I don't think this is a case of "Absolute power corrupts absolutely", I think this is a case where people who are already corrupt are drawn to places and jobs that give them the power to continue their corruption.  Certain James Comey, noted Clinton lackey and all around bitch-boy, was corrupt long before he was given the job at the FBI.  In fact, his corruption and law-breaking was certainly one of the reasons he got the job in the first place.

The two important products of those investigations were the 18 January 2017 memo declassified by President Trump and released by Nunes and the newly released 28 December 2018 letter from Goodlatte and Gowdy addressed to Senate Majority Leader Mitch McConnell, Acting Attorney General Matthew Whitaker, and DoJ Inspector General Michael Horowitz. 
If this is the first you’ve heard of the 28 December letter, that’s because it’s been studiously ignored by the media.

Read the whole thing.  Our legal system at the Federal level only exists to keep their friends and allies in power.  I cannot think of anything more detrimental to this country than to have different laws applied to people based on their political connections.  But that's what we have in this country right now.  Hell, it's a big part of the reason Trump got elected.  But I don't think he can fix it.  To go with what NeanderPundit has been saying for a while:  I don't think we're voting our way out of this.

Yeah, pretty much

Just go naked next year for the Golden Globes.

I didn't watch the Golden Globes. I'll admit it. I would rather sit through a concert of second-graders playing the recorder than force myself to watch Hollywood weirdos give themselves awards. However, news from these stupid events is inescapable. I was surfing Twitter last night when I was assaulted by this image of some THOT I don't know trying to squeeze her nipples into this dress that looks like it was designed by Edward Scissorhands.

Given that I don't watch TV, and to me "Golden Globes" are when a young, non-anorexic Angelina Jolie went naked in "Gia", I'm pretty much of the opinion that Hollywood actresses could go naked all day long and I still wouldn't really give a shit.  This is why the PoundMeToo movement pretty much went nowhere.  Normal Americans aren't going to take the moral lead from a group of people who are practically responsible for 50% of the STDs in America.  Not only that, but we all know they're a bunch of hypocrites.

That they go from "Stop Objectifying me!" to "Look how this dress barely covers my tits!" gives normal people whiplash from watching it.

Sunday, January 06, 2019

I admit, I'm one of these people so indoctrinated

About cleaning my guns.  I blame the military.  If my Sergeant could stick his finger in the chamber and find any carbon residue, that rifle didn't go into the armory until I had scraped it clean.  But modern firearms might not need such a white-glove treatment.

The U.S. military has a gun cleaning fetish that is a holdover from the days of corrosive primers (and black powder before that.) Boiling water cleaning and "white glove" intolerance for carbon have probably resulted in more guns being cleaned to death than shot to death. 
In reality, most modern firearms just need lubricant, and even that's to a varying degree.
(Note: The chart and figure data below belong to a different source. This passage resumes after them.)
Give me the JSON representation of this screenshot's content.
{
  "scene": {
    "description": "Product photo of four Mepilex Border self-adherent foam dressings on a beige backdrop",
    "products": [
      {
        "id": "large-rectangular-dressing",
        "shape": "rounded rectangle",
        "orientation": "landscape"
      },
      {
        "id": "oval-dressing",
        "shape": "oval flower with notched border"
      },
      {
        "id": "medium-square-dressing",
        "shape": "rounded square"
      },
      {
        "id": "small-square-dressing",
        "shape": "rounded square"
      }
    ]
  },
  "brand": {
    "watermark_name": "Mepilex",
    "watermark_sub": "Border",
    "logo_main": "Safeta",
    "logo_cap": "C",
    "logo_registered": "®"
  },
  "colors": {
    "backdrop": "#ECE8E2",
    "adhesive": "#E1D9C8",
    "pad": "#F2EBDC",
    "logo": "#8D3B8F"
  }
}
Current polymer-framed guns like the Glock, where the "frame rails" are tiny little tabs with hardly any bearing surface that mostly exist to keep the slide flying in close formation with the frame, are tolerant of running pretty dry. 
Occasional attempts to dispel these myths, like Uncle Pat's efforts with Filthy 14, manage to change a few minds, but the culture of squeaky clean remains well-entrenched.
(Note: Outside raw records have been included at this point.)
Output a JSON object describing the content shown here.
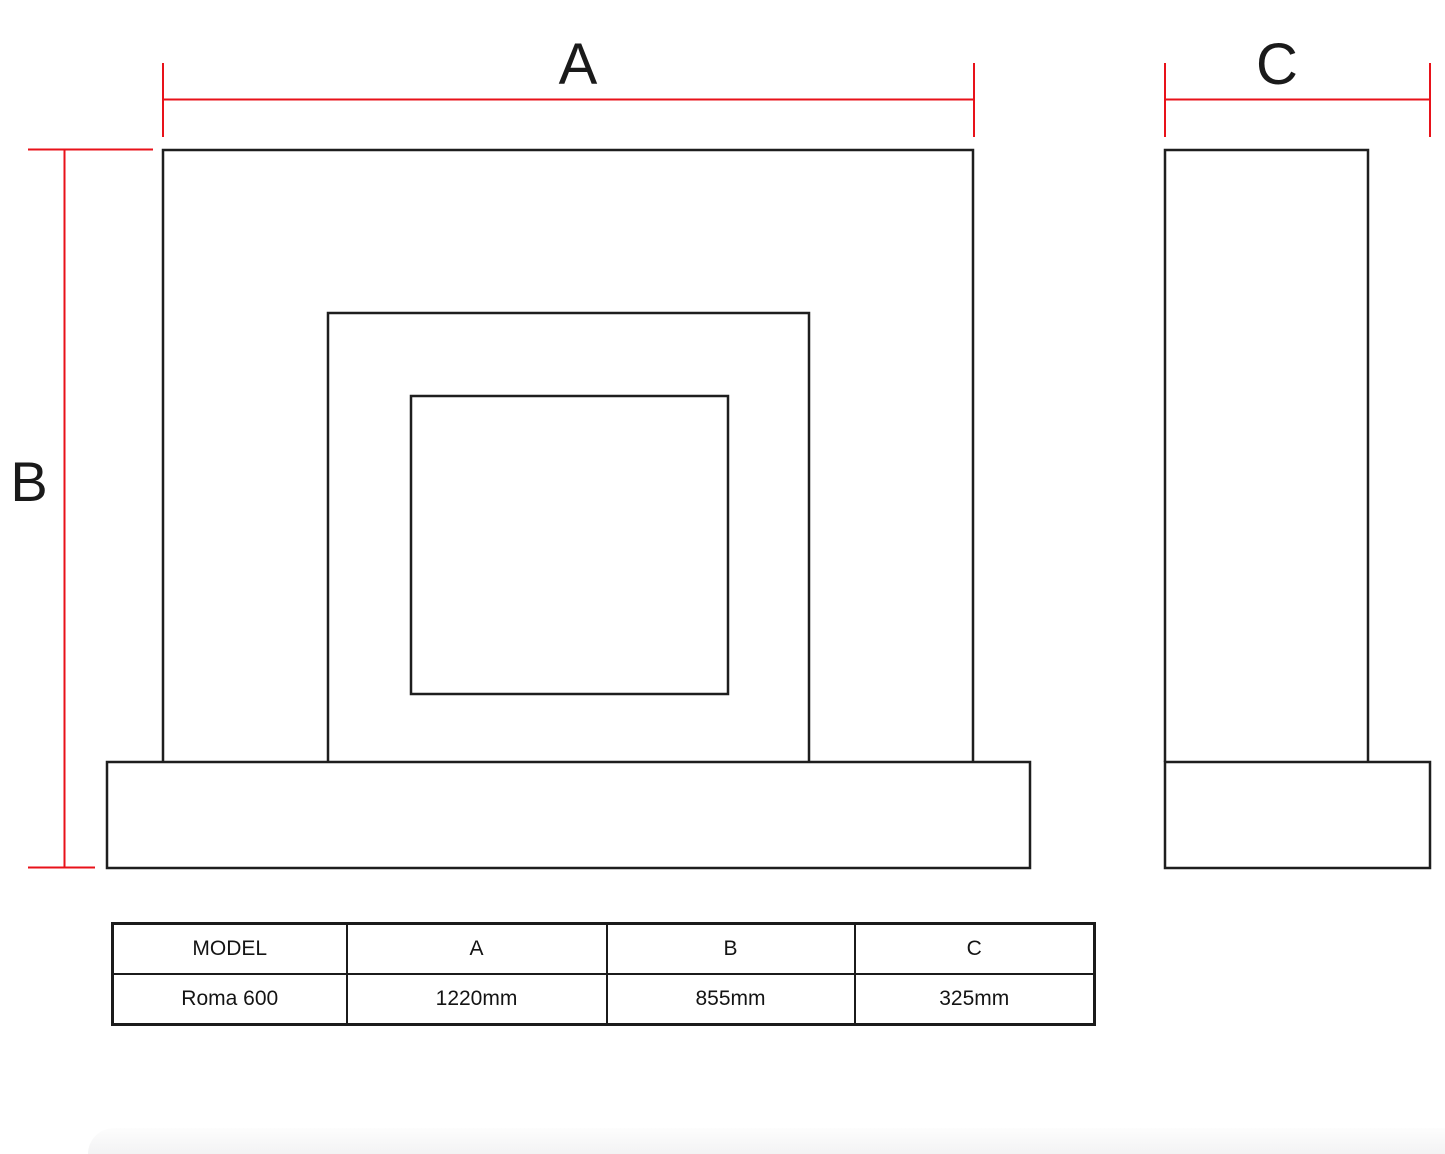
{
  "colors": {
    "dimension_red": "#e8121a",
    "line_black": "#1e1e1e"
  },
  "dimensions": {
    "a_label": "A",
    "b_label": "B",
    "c_label": "C"
  },
  "table": {
    "headers": [
      "MODEL",
      "A",
      "B",
      "C"
    ],
    "rows": [
      [
        "Roma 600",
        "1220mm",
        "855mm",
        "325mm"
      ]
    ]
  }
}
Read it all, if you wish.  Given that ALL of my pistols (other than the .22) could be carried depending the current weather, I tend to clean those every time I go to the range, and I make sure the rails are properly lubed.  I clean all of my .22LR firearms religiously, because .22LR ammo is notoriously filthy.  But I don't tear my pistols down to the base components every time.  I normally just field strip them, make sure the barrel is clean, wipe out the carbon with some CLP and put them back together.  Even still, I'm pretty sure I'm far more thorough than I have to be.  Some training you just can't break.